Guillermo Angaut
- Birth name: Guillermo Pablo Angaut
- Date of birth: 10 January 1965 (age 60)
- Place of birth: La Plata, Argentina
- Occupation(s): Ophthalmologist

Rugby union career
- Position(s): Fullback

Senior career
- Years: Team / Apps / (Points)
- 1990-1996: La Plata Rugby Club /  / ()

International career
- Years: Team / Apps / (Points)
- 1987-1991: Argentina / 7 / (0)

= Guillermo Angaut =

Argentine rugby union player (born 1965)

Guillermo Pablo Angaut (born 10 January 1965 in La Plata) is a former Argentine rugby union player. He played as a fullback. He is professionally an ophthalmologist.

Angaut played all his career at La Plata Rugby Club, from 1983 to 1999. He won the Torneo de la URBA in 1995. He was La Plata captain from 1990 to 1996.

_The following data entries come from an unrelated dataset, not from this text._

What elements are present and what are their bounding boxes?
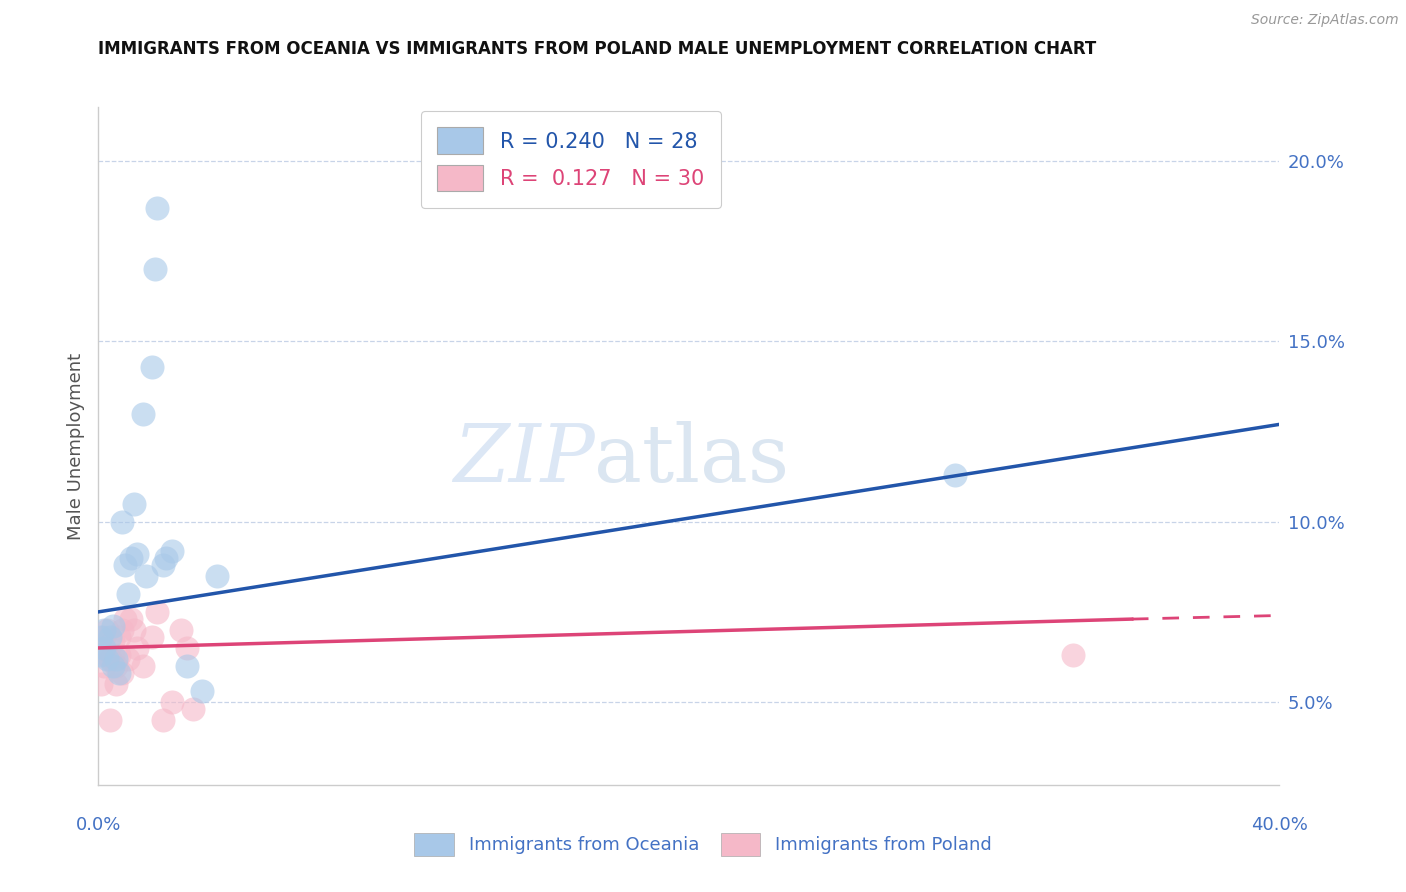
Point [93, 640, 115, 655]
Text: Source: ZipAtlas.com: Source: ZipAtlas.com [1251, 13, 1399, 28]
Point [93, 623, 115, 637]
Point [146, 605, 169, 619]
Point [125, 547, 148, 561]
Point [176, 659, 198, 673]
Legend: R = 0.240   N = 28, R =  0.127   N = 30: R = 0.240 N = 28, R = 0.127 N = 30 [420, 111, 721, 208]
Point [96, 623, 118, 637]
Text: atlas: atlas [595, 420, 790, 499]
Point [141, 630, 163, 644]
Point [111, 623, 134, 637]
Point [176, 640, 198, 655]
Point [108, 666, 131, 681]
Point [98, 630, 121, 644]
Point [93, 659, 115, 673]
Point [96, 652, 118, 666]
Point [114, 612, 136, 626]
Legend: Immigrants from Oceania, Immigrants from Poland: Immigrants from Oceania, Immigrants from… [408, 826, 998, 863]
Point [98, 652, 121, 666]
Point [103, 659, 125, 673]
Point [93, 630, 115, 644]
Point [143, 262, 166, 277]
Text: 0.0%: 0.0% [76, 816, 121, 834]
Point [205, 569, 228, 583]
Point [103, 648, 125, 662]
Point [105, 677, 128, 691]
Point [96, 648, 118, 662]
Point [162, 695, 183, 709]
Point [162, 543, 183, 558]
Point [141, 359, 163, 374]
Point [170, 623, 193, 637]
Point [98, 713, 121, 727]
Point [90, 640, 112, 655]
Point [125, 640, 148, 655]
Point [103, 633, 125, 648]
Point [943, 467, 966, 482]
Point [120, 612, 142, 626]
Point [122, 623, 145, 637]
Point [117, 587, 139, 601]
Text: IMMIGRANTS FROM OCEANIA VS IMMIGRANTS FROM POLAND MALE UNEMPLOYMENT CORRELATION : IMMIGRANTS FROM OCEANIA VS IMMIGRANTS FR… [98, 40, 1097, 58]
Point [90, 630, 112, 644]
Point [155, 550, 177, 565]
Point [105, 659, 128, 673]
Point [122, 497, 145, 511]
Y-axis label: Male Unemployment: Male Unemployment [66, 352, 84, 540]
Point [1062, 648, 1084, 662]
Point [152, 713, 174, 727]
Point [90, 648, 112, 662]
Text: 40.0%: 40.0% [1251, 816, 1308, 834]
Point [114, 558, 136, 572]
Point [120, 550, 142, 565]
Point [103, 619, 125, 633]
Point [111, 666, 134, 681]
Point [117, 652, 139, 666]
Point [181, 702, 204, 716]
Point [105, 652, 128, 666]
Point [132, 407, 155, 421]
Point [132, 659, 155, 673]
Text: ZIP: ZIP [453, 421, 595, 499]
Point [191, 684, 214, 698]
Point [108, 630, 131, 644]
Point [111, 515, 134, 529]
Point [135, 569, 157, 583]
Point [108, 648, 131, 662]
Point [146, 201, 169, 215]
Point [152, 558, 174, 572]
Point [90, 677, 112, 691]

He had seven caps for Argentina, from 1987 to 1991, without ever scoring. He was called for the 1987 Rugby World Cup, where he had his first game for the "Pumas", in the 46-15 loss to New Zealand at 1 June 1987, in Wellington. The same year he won the 1987 South American Rugby Championship. His last game for Argentina came at the 1991 Rugby World Cup in a 35-12 loss to Samoa, on 13 October 1991, in Pontypridd, Wales. He was never called again for the national team.